Despite the expense, many families are finding senior move managers indispensible, and not just because they handle the logistics. Tensions can spill over when an elderly parent must relocate. Hundreds of necessary decisions and actions can swallow time the family may not have; the inevitable negotiations and concessions can trouble even the best parent-child relationships.

Surveys show that the elderly overwhelmingly wish to remain in their long-term homes, and to many of them moving represents a loss of control. “These moves usually are precipitated by something that’s happened — a health crisis, a death of a spouse, a loss of driving ability,” said Margit Novack, a senior move manager in Philadelphia.

A good move manager helps to clear a path to the new home while ensuring that the senior is always in control, regardless of who made the first call. “These people don’t want anyone telling them what to do. You have to walk a very fine line,” said Ms. Roberts.

“We become their surrogate friend or surrogate daughter,” added Jane Rough, a senior move manager in Phoenix.

By taking the adult children out of the driver’s seat, a manager can help circumvent family hostilities. “It really lets the adult child be their companion in the journey. The adult child isn’t the bad cop,” said Mary Kay Buysse, executive director of N.A.S.M.M. “It really lets the family be the family.”

In Southport, N.C., last month, Ms.

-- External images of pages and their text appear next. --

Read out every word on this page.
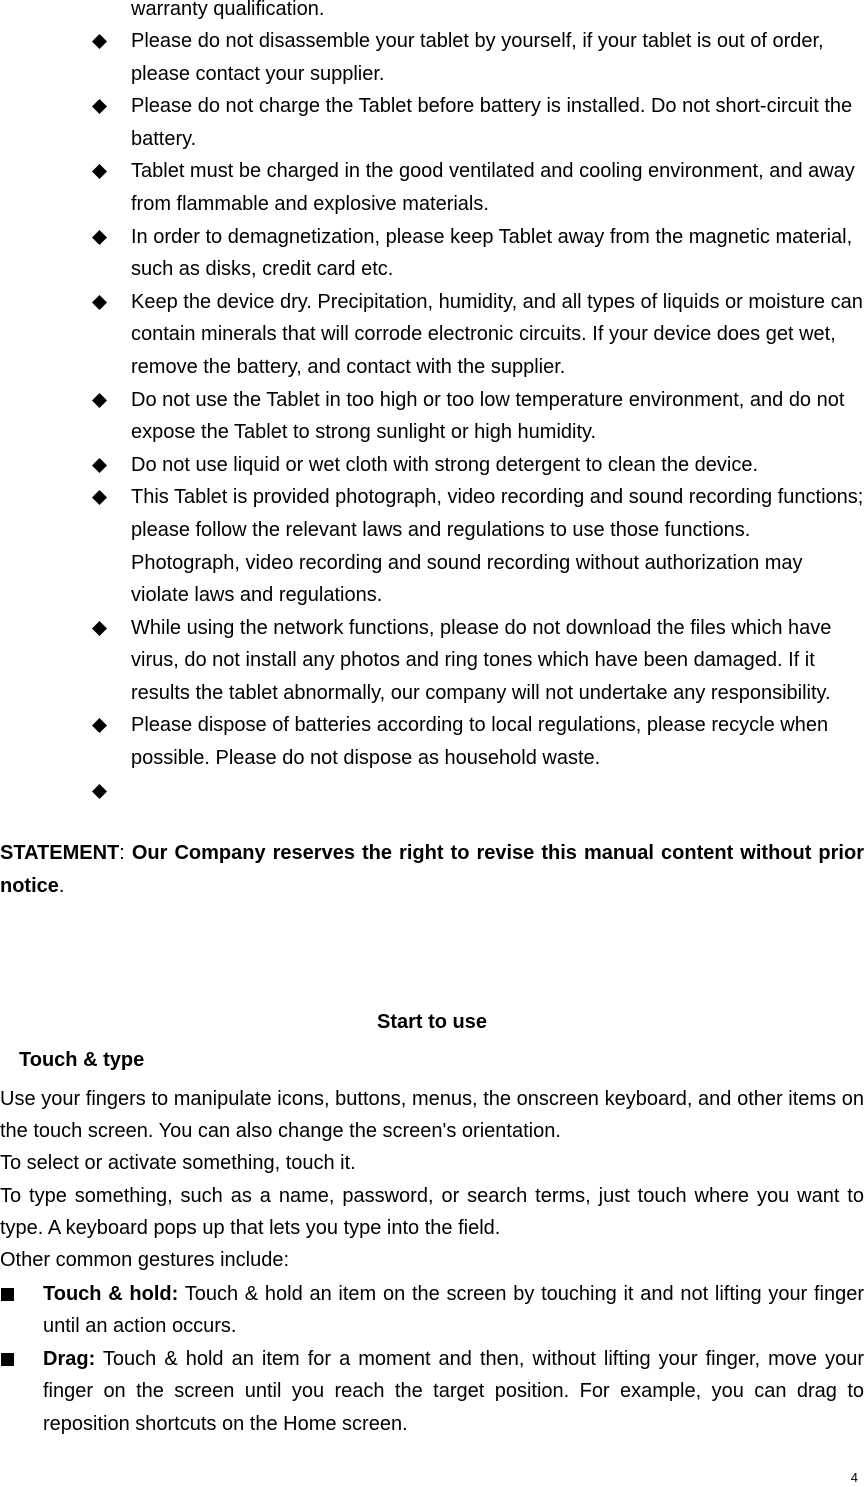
warranty qualification.
Please do not disassemble your tablet by yourself, if your tablet is out of order, please contact your supplier.
Please do not charge the Tablet before battery is installed. Do not short-circuit the battery.
Tablet must be charged in the good ventilated and cooling environment, and away from flammable and explosive materials.
In order to demagnetization, please keep Tablet away from the magnetic material, such as disks, credit card etc.
Keep the device dry. Precipitation, humidity, and all types of liquids or moisture can contain minerals that will corrode electronic circuits. If your device does get wet, remove the battery, and contact with the supplier.
Do not use the Tablet in too high or too low temperature environment, and do not expose the Tablet to strong sunlight or high humidity.
Do not use liquid or wet cloth with strong detergent to clean the device.
This Tablet is provided photograph, video recording and sound recording functions; please follow the relevant laws and regulations to use those functions. Photograph, video recording and sound recording without authorization may violate laws and regulations.
While using the network functions, please do not download the files which have virus, do not install any photos and ring tones which have been damaged. If it results the tablet abnormally, our company will not undertake any responsibility.
Please dispose of batteries according to local regulations, please recycle when possible. Please do not dispose as household waste.

STATEMENT: Our Company reserves the right to revise this manual content without prior notice.
Start to use
Touch & type

Use your fingers to manipulate icons, buttons, menus, the onscreen keyboard, and other items on the touch screen. You can also change the screen's orientation.

To select or activate something, touch it.

To type something, such as a name, password, or search terms, just touch where you want to type. A keyboard pops up that lets you type into the field.

Other common gestures include:

Touch & hold: Touch & hold an item on the screen by touching it and not lifting your finger until an action occurs.
Drag: Touch & hold an item for a moment and then, without lifting your finger, move your finger on the screen until you reach the target position. For example, you can drag to reposition shortcuts on the Home screen.
4
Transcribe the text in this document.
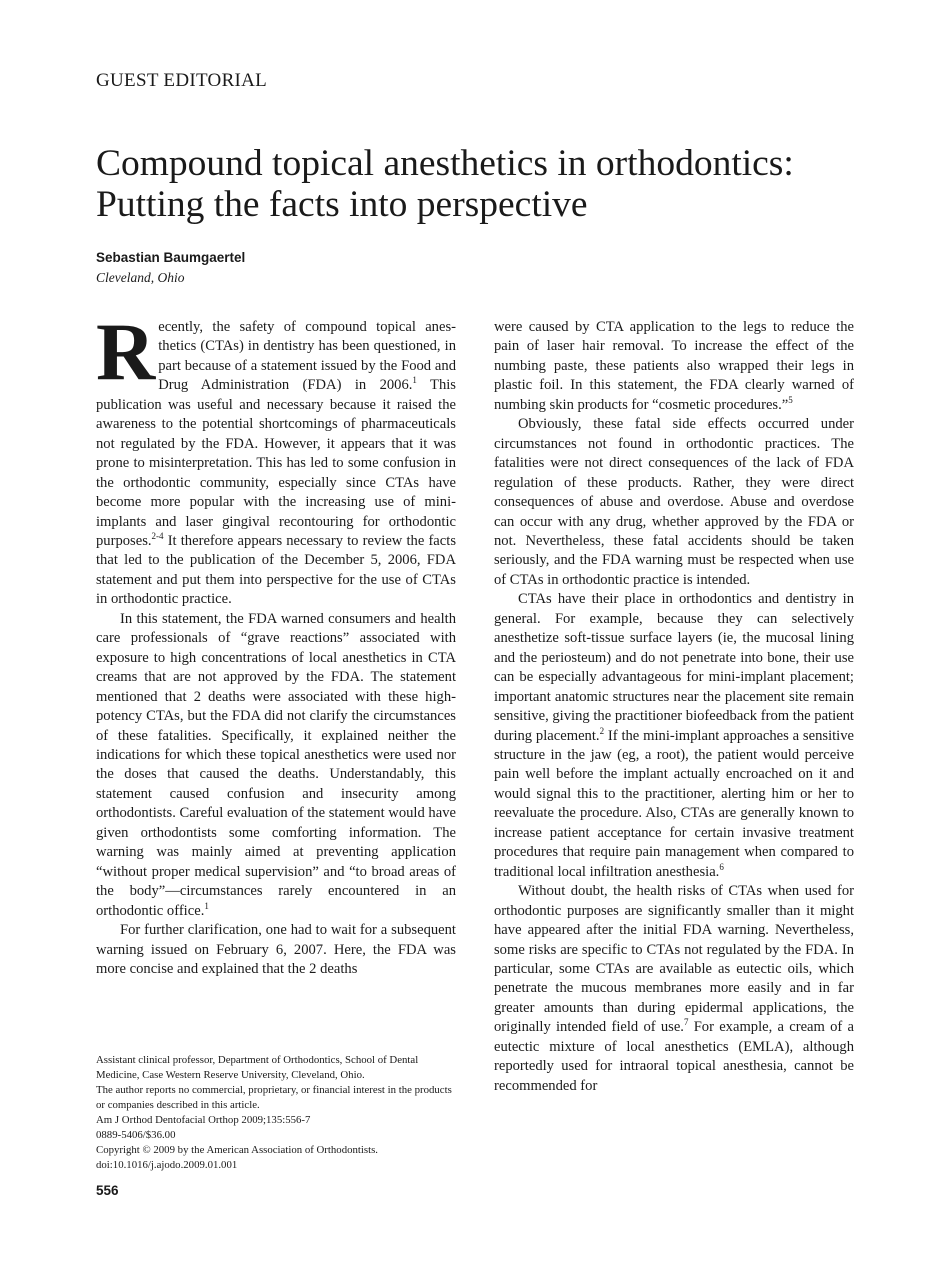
GUEST EDITORIAL
Compound topical anesthetics in orthodontics:
Putting the facts into perspective
Sebastian Baumgaertel
Cleveland, Ohio

Recently, the safety of compound topical anes-thetics (CTAs) in dentistry has been questioned, in part because of a statement issued by the Food and Drug Administration (FDA) in 2006.$^1$ This publication was useful and necessary because it raised the awareness to the potential shortcomings of pharmaceuticals not regulated by the FDA. However, it appears that it was prone to misinterpretation. This has led to some confusion in the orthodontic community, especially since CTAs have become more popular with the increasing use of mini-implants and laser gingival recontouring for orthodontic purposes.$^{2-4}$ It therefore appears necessary to review the facts that led to the publication of the December 5, 2006, FDA statement and put them into perspective for the use of CTAs in orthodontic practice.

In this statement, the FDA warned consumers and health care professionals of “grave reactions” associated with exposure to high concentrations of local anesthetics in CTA creams that are not approved by the FDA. The statement mentioned that 2 deaths were associated with these high-potency CTAs, but the FDA did not clarify the circumstances of these fatalities. Specifically, it explained neither the indications for which these topical anesthetics were used nor the doses that caused the deaths. Understandably, this statement caused confusion and insecurity among orthodontists. Careful evaluation of the statement would have given orthodontists some comforting information. The warning was mainly aimed at preventing application “without proper medical supervision” and “to broad areas of the body”—circumstances rarely encountered in an orthodontic office.$^1$

For further clarification, one had to wait for a subsequent warning issued on February 6, 2007. Here, the FDA was more concise and explained that the 2 deaths

were caused by CTA application to the legs to reduce the pain of laser hair removal. To increase the effect of the numbing paste, these patients also wrapped their legs in plastic foil. In this statement, the FDA clearly warned of numbing skin products for “cosmetic procedures.”$^5$

Obviously, these fatal side effects occurred under circumstances not found in orthodontic practices. The fatalities were not direct consequences of the lack of FDA regulation of these products. Rather, they were direct consequences of abuse and overdose. Abuse and overdose can occur with any drug, whether approved by the FDA or not. Nevertheless, these fatal accidents should be taken seriously, and the FDA warning must be respected when use of CTAs in orthodontic practice is intended.

CTAs have their place in orthodontics and dentistry in general. For example, because they can selectively anesthetize soft-tissue surface layers (ie, the mucosal lining and the periosteum) and do not penetrate into bone, their use can be especially advantageous for mini-implant placement; important anatomic structures near the placement site remain sensitive, giving the practitioner biofeedback from the patient during placement.$^2$ If the mini-implant approaches a sensitive structure in the jaw (eg, a root), the patient would perceive pain well before the implant actually encroached on it and would signal this to the practitioner, alerting him or her to reevaluate the procedure. Also, CTAs are generally known to increase patient acceptance for certain invasive treatment procedures that require pain management when compared to traditional local infiltration anesthesia.$^6$

Without doubt, the health risks of CTAs when used for orthodontic purposes are significantly smaller than it might have appeared after the initial FDA warning. Nevertheless, some risks are specific to CTAs not regulated by the FDA. In particular, some CTAs are available as eutectic oils, which penetrate the mucous membranes more easily and in far greater amounts than during epidermal applications, the originally intended field of use.$^7$ For example, a cream of a eutectic mixture of local anesthetics (EMLA), although reportedly used for intraoral topical anesthesia, cannot be recommended for

Assistant clinical professor, Department of Orthodontics, School of Dental Medicine, Case Western Reserve University, Cleveland, Ohio.
The author reports no commercial, proprietary, or financial interest in the products or companies described in this article.
Am J Orthod Dentofacial Orthop 2009;135:556-7
0889-5406/$36.00
Copyright © 2009 by the American Association of Orthodontists.
doi:10.1016/j.ajodo.2009.01.001
556
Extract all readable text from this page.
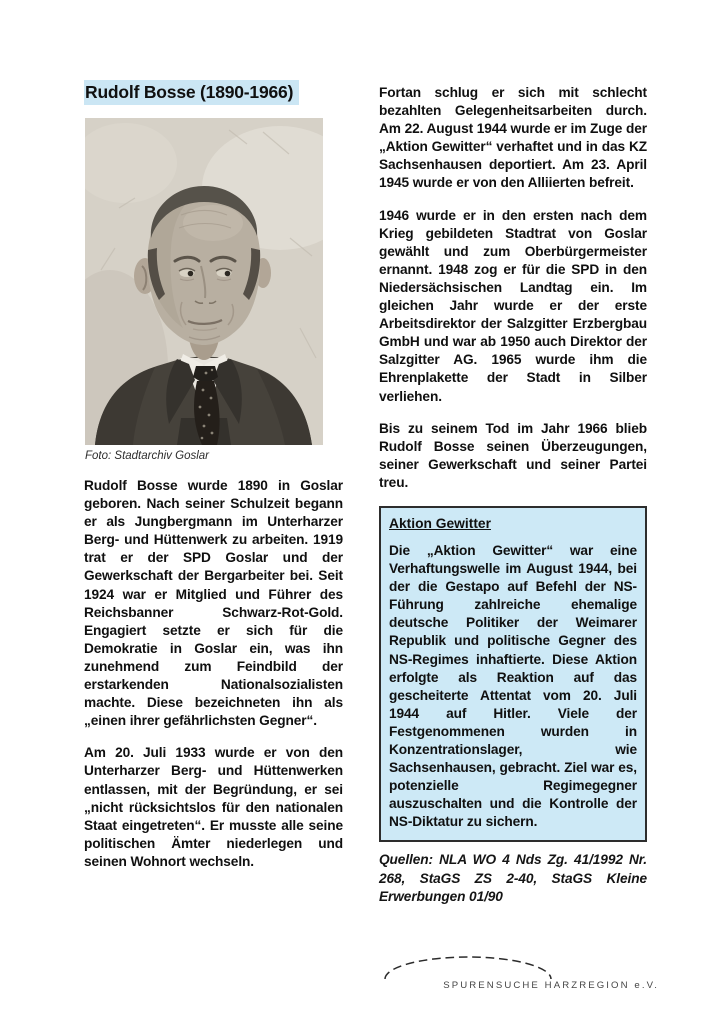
Rudolf Bosse (1890-1966)
Foto: Stadtarchiv Goslar

Rudolf Bosse wurde 1890 in Goslar geboren. Nach seiner Schulzeit begann er als Jungbergmann im Unterharzer Berg- und Hüttenwerk zu arbeiten. 1919 trat er der SPD Goslar und der Gewerkschaft der Bergarbeiter bei. Seit 1924 war er Mitglied und Führer des Reichsbanner Schwarz-Rot-Gold. Engagiert setzte er sich für die Demokratie in Goslar ein, was ihn zunehmend zum Feindbild der erstarkenden Nationalsozialisten machte. Diese bezeichneten ihn als „einen ihrer gefährlichsten Gegner“.

Am 20. Juli 1933 wurde er von den Unterharzer Berg- und Hüttenwerken entlassen, mit der Begründung, er sei „nicht rücksichtslos für den nationalen Staat eingetreten“. Er musste alle seine politischen Ämter niederlegen und seinen Wohnort wechseln.

Fortan schlug er sich mit schlecht bezahlten Gelegenheitsarbeiten durch. Am 22. August 1944 wurde er im Zuge der „Aktion Gewitter“ verhaftet und in das KZ Sachsenhausen deportiert. Am 23. April 1945 wurde er von den Alliierten befreit.

1946 wurde er in den ersten nach dem Krieg gebildeten Stadtrat von Goslar gewählt und zum Oberbürgermeister ernannt. 1948 zog er für die SPD in den Niedersächsischen Landtag ein. Im gleichen Jahr wurde er der erste Arbeitsdirektor der Salzgitter Erzbergbau GmbH und war ab 1950 auch Direktor der Salzgitter AG. 1965 wurde ihm die Ehrenplakette der Stadt in Silber verliehen.

Bis zu seinem Tod im Jahr 1966 blieb Rudolf Bosse seinen Überzeugungen, seiner Gewerkschaft und seiner Partei treu.

Aktion Gewitter

Die „Aktion Gewitter“ war eine Verhaftungswelle im August 1944, bei der die Gestapo auf Befehl der NS-Führung zahlreiche ehemalige deutsche Politiker der Weimarer Republik und politische Gegner des NS-Regimes inhaftierte. Diese Aktion erfolgte als Reaktion auf das gescheiterte Attentat vom 20. Juli 1944 auf Hitler. Viele der Festgenommenen wurden in Konzentrationslager, wie Sachsenhausen, gebracht. Ziel war es, potenzielle Regimegegner auszuschalten und die Kontrolle der NS-Diktatur zu sichern.

Quellen: NLA WO 4 Nds Zg. 41/1992 Nr. 268, StaGS ZS 2-40, StaGS Kleine Erwerbungen 01/90

SPURENSUCHE HARZREGION e.V.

Roberts helped Ms. Wendler sort through what to keep and what to donate to charity. She packed everything, hired the movers and then unpacked in the new apartment. She even photographed the interior of Ms. Wendler’s former home so as to reproduce the layout as closely as possible, making sure that if the toothbrush sat on the right side of the sink, that’s exactly where Ms. Wendler would find it in the new apartment.

Ms. Roberts’s efforts won over Ms. Wendler. “She did things I never would’ve thought of,” said Ms. Wendler. “She was just perfect.”